Ulrich Kelber (SPD) vermutete in seiner Rede, dass die neue Regelung zur Vergütungskürzung absichtlich mit „Sollbruchstellen“ vermengt wurde. Er glaubt, dass die Übergangsfrist bis zum 9. März und auch die Ermächtigungsregelung von Anfang an nicht ernst gemeint waren. Es gehe vielmehr darum, die Diskussion auf die gesetzten Fristen zu lenken, um so die anderen Inhalte besser durchsetzen zu können. Daher stellte er klar: „Wir wollen die Inhalte verändern und nicht nur die Fristen für diese Inhalte.“
Oliver Höbel, Leiter des Bezirks Berlin-Brandenburg bei der IG Metall, sagte, es gibt in der Bevölkerung eine hohe Zustimmung zu den Erneuerbaren. 76 Prozent der Bürger seien für die Solarenergie. Daher fordert er: „Finger weg von der Solarenergie. Wir brauchen den Turbo für Erneuerbare und keine Bremsklötze.“ Um dem Kostendruck aus Asien zu begegnen sprach er sich außerdem für höhere Vergütungssätze für Solarenergie „Made in Europe“ aus.

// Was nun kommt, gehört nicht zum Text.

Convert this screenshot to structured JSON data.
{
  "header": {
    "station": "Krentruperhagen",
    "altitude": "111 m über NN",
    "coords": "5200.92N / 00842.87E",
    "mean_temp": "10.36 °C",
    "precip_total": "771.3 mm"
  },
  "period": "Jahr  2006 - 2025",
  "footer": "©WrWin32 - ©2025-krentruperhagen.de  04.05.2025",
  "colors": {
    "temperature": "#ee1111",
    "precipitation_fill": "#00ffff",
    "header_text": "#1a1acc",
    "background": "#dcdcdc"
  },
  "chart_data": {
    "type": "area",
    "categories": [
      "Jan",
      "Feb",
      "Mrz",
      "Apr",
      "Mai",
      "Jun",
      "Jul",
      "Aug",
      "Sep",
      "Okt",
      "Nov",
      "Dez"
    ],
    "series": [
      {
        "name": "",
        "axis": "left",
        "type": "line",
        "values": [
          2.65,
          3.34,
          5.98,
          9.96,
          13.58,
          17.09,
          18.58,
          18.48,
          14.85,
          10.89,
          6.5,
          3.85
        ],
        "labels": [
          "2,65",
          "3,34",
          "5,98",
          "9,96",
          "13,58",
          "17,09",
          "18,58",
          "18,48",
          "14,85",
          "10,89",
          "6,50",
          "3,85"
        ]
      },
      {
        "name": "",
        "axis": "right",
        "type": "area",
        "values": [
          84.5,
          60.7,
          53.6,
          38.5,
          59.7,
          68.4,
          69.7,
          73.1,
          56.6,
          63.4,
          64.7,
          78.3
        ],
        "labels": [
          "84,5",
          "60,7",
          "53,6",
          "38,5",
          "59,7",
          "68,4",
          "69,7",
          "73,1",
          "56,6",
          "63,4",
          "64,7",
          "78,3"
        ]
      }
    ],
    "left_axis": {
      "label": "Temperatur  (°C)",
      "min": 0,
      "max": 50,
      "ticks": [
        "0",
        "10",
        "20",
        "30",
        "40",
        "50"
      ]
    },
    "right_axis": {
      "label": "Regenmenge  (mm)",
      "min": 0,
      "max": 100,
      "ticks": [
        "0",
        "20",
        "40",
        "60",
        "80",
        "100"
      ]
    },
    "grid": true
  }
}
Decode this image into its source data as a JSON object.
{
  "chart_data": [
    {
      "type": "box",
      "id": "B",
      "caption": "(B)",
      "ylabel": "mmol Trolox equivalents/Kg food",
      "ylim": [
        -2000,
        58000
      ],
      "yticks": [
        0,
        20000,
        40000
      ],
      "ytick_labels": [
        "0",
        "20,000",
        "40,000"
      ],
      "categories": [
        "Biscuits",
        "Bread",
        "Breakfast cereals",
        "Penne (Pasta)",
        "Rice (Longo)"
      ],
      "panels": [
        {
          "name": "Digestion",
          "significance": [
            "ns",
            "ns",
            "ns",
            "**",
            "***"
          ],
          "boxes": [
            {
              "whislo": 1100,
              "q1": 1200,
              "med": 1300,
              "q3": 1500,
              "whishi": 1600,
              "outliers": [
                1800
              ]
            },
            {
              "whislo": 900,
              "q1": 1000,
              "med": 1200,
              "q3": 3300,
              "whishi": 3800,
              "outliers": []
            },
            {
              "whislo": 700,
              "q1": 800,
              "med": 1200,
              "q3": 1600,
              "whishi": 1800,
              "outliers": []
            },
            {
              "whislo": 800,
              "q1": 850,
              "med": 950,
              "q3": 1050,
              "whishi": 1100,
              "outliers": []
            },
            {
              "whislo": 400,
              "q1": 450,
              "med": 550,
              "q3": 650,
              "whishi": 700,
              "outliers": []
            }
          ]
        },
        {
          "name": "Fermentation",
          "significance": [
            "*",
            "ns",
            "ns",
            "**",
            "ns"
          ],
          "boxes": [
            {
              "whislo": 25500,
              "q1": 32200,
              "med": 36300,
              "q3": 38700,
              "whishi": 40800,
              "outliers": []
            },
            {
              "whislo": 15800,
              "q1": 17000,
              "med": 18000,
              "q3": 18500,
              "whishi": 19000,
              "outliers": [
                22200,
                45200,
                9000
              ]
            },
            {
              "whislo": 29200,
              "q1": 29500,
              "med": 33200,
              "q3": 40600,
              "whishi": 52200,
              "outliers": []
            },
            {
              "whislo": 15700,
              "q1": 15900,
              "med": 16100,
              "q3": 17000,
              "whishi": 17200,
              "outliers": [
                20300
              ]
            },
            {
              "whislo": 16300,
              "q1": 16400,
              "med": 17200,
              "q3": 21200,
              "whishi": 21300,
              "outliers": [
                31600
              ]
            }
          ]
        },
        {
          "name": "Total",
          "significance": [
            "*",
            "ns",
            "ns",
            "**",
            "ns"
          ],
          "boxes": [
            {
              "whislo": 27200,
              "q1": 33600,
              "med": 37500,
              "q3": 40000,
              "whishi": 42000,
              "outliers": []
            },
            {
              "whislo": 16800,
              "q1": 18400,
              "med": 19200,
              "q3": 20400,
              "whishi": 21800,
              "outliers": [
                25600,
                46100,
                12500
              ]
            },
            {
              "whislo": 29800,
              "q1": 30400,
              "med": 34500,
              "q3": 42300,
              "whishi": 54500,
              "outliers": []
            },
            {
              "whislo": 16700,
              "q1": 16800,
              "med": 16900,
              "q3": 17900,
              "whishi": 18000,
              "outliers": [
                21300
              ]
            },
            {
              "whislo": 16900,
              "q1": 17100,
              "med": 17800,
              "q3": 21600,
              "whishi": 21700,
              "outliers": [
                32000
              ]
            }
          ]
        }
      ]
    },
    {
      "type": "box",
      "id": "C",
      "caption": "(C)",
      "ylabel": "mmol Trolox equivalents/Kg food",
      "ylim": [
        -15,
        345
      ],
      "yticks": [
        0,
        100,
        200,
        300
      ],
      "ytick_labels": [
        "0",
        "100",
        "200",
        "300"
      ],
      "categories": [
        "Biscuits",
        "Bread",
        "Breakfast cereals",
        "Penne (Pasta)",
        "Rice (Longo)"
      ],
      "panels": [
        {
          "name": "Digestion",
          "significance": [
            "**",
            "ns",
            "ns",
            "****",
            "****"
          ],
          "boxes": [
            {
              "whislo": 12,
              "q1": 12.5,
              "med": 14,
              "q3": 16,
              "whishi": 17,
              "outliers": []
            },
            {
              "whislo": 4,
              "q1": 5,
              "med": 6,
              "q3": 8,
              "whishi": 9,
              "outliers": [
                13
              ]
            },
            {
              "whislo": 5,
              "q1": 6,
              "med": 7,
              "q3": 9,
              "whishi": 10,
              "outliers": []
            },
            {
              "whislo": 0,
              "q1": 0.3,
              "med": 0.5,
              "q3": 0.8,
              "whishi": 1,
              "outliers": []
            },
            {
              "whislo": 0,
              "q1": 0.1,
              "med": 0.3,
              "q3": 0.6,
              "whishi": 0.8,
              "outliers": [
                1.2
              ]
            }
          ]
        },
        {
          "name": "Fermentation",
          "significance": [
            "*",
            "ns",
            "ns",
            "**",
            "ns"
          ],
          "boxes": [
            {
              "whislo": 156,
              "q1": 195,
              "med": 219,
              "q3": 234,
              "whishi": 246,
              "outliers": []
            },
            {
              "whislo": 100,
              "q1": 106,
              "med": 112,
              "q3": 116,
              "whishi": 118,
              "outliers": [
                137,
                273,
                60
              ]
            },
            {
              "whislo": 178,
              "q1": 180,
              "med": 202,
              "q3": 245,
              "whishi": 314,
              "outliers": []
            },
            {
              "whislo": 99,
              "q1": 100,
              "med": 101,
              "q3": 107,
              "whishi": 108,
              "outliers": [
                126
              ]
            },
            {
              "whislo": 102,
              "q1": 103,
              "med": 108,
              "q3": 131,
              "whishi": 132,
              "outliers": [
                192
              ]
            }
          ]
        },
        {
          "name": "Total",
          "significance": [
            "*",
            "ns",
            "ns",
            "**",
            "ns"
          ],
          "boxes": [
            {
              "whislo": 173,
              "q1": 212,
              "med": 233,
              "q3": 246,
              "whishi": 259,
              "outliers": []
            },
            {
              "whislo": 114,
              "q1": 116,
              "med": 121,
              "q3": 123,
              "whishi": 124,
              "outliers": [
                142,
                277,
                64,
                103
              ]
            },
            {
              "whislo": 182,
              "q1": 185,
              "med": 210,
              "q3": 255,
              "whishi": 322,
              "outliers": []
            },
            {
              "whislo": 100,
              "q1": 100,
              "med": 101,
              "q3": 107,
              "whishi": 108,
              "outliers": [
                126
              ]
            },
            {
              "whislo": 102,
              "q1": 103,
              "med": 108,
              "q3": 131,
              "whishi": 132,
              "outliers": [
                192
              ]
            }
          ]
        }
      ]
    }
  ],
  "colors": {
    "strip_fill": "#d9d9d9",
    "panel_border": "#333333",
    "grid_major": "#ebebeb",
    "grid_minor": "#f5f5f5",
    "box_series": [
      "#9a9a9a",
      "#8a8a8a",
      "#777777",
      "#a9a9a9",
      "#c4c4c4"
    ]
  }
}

Auch der Präsident des Bundesverband Erneuerbare Energien Dietmar Schütz zeigte seine Solidarität mit der Solarenergie. „12.000 Demonstranten sind ein machtvolles Zeichen gegen die Blockierer aus Berlin.“ Er kritisierte, dass unter dem Deckmantel der Kostensenkung das gesamte Fördersystem attackiert werde und sprach sich ebenfalls deutlich gegen die geplante Praxis der Ministerermächtigung aus.
Unterstützung aus der Union
Selbst aus der CDU bekam die Solarenergie Unterstützung. Josef Göppel, Obmann der CDU/CSU-Bundestagsfraktion im Ausschuss für Umwelt, Naturschutz und Reaktorsicherheit erklärte: „Auch wenn es nicht so aussieht, es gibt in der Union viele Kämpfer für die Energiewende.“ Ergänzend sagte er: „Wenn das Gesetz so verabschiedet werden soll, bekommt es von mir eine Nein-Stimme.“ Göppel war der einzige CDU-Politiker der im Jahr 2000 für das EEG gestimmt hat.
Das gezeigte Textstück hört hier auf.